For his new study, Jeffries will analyze blood sample data and medical information from 25,000 veterans. The VA’s Million Veteran Program, one of the world’s largest research databases for health and genetics, will supply the data.
“This gives us access to a much larger and more powerful dataset than we’ve ever had before,” said Jeffries, a rheumatologist who directs OMRF’s Arthritis Research Center. “We can now test whether the biological patterns we discovered in smaller studies hold up across thousands of OA patients.”
OA usually results from cartilage deterioration in the knees, hands, hips or spine. It is significantly more prevalent in veterans due to traumatic injuries sustained in training or combat. Veterans also tend to develop OA at younger ages, meaning they often live with the disease for decades longer than the general population.
Although OA has traditionally been viewed as a “wear-and-tear” condition, scientists increasingly believe that inflammation related to the immune system influences how joints deteriorate.
Jeffries hopes to better understand why some patients experience slow disease progression over decades while others decline within just a few years. He theorizes that OA progression is linked to changes in blood cells that influence how genes are turned on or off.
Jeffries’ lab has already found these characteristic patterns in a previous, smaller study of OA patients. The new study in a much larger set of patients will confirm whether these patterns can help predict who is likely to develop OA, whose disease will worsen quickly, and who may eventually require joint replacement surgery.
A second aspect of Jeffries’ study will use advanced computational methods to estimate the types of immune cells present in patients’ blood samples. By analyzing these patterns, Jeffries hopes to identify specific immune cell populations linked to OA progression.
Currently, no drugs exist that alter the course of OA. The only treatments available focus on managing pain and improving joint function.
Although a handful of OA disease-modifying therapies are now undergoing clinical trials, most target individual joints through injections.
However, most OA patients have several joints affected. A more comprehensive understanding of immune changes in the blood could eventually lead to therapies that treat OA systemically rather than joint by joint, said OMRF Executive Vice President and Chief Medical Officer Judith James, M.D., Ph.D.

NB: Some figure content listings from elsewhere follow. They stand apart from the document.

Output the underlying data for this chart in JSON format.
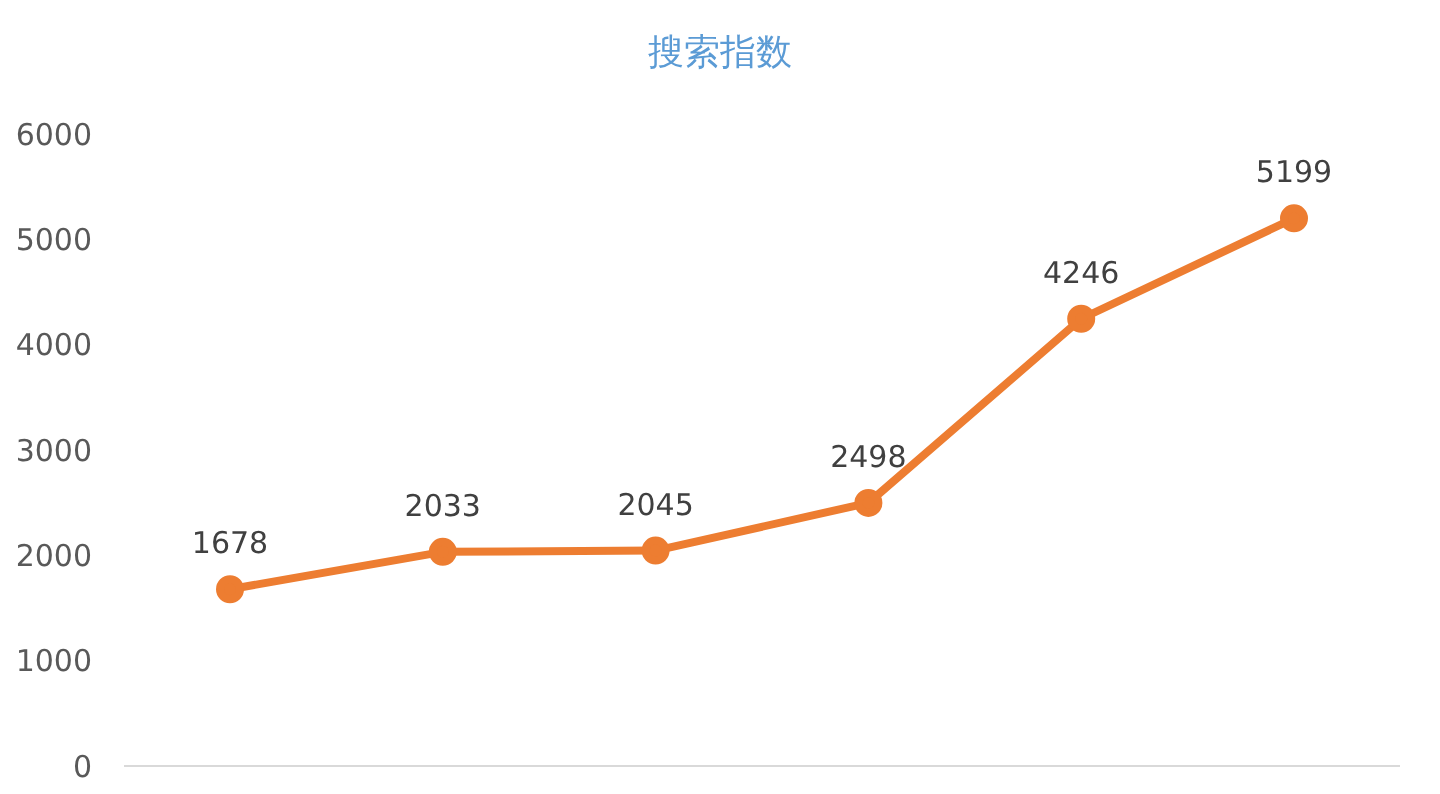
{
  "chart_data": {
    "type": "line",
    "title": "搜索指数",
    "categories": [
      null,
      null,
      null,
      null,
      null,
      null
    ],
    "series": [
      {
        "color": "#ed7d31",
        "values": [
          1678,
          2033,
          2045,
          2498,
          4246,
          5199
        ]
      }
    ],
    "ylim": [
      0,
      6000
    ],
    "yticks": [
      0,
      1000,
      2000,
      3000,
      4000,
      5000,
      6000
    ],
    "grid": false,
    "legend": false,
    "marker": "circle",
    "line_style": "solid",
    "data_labels": true
  }
}
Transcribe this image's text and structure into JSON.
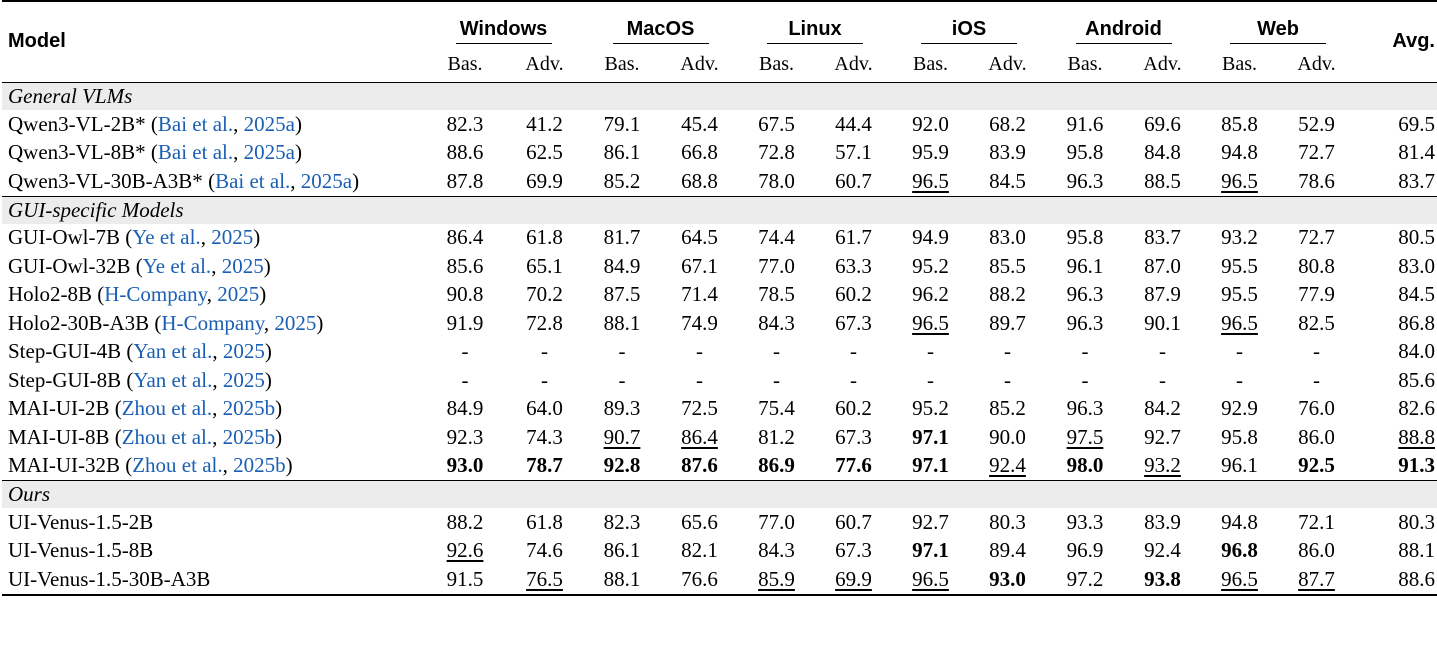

“This study shows potential to explain the factors behind OA progression,” James said. “If Dr. Jeffries finds one particular immune cell or pathway driving disease, that could become a new therapeutic target.”
This research is funded by VA grant No. IO1BX007116. It will build on research funded by grant No. R01AR076440 from the National Institute of Arthritis and Musculoskeletal and Skin Diseases, part of the National Institutes of Health.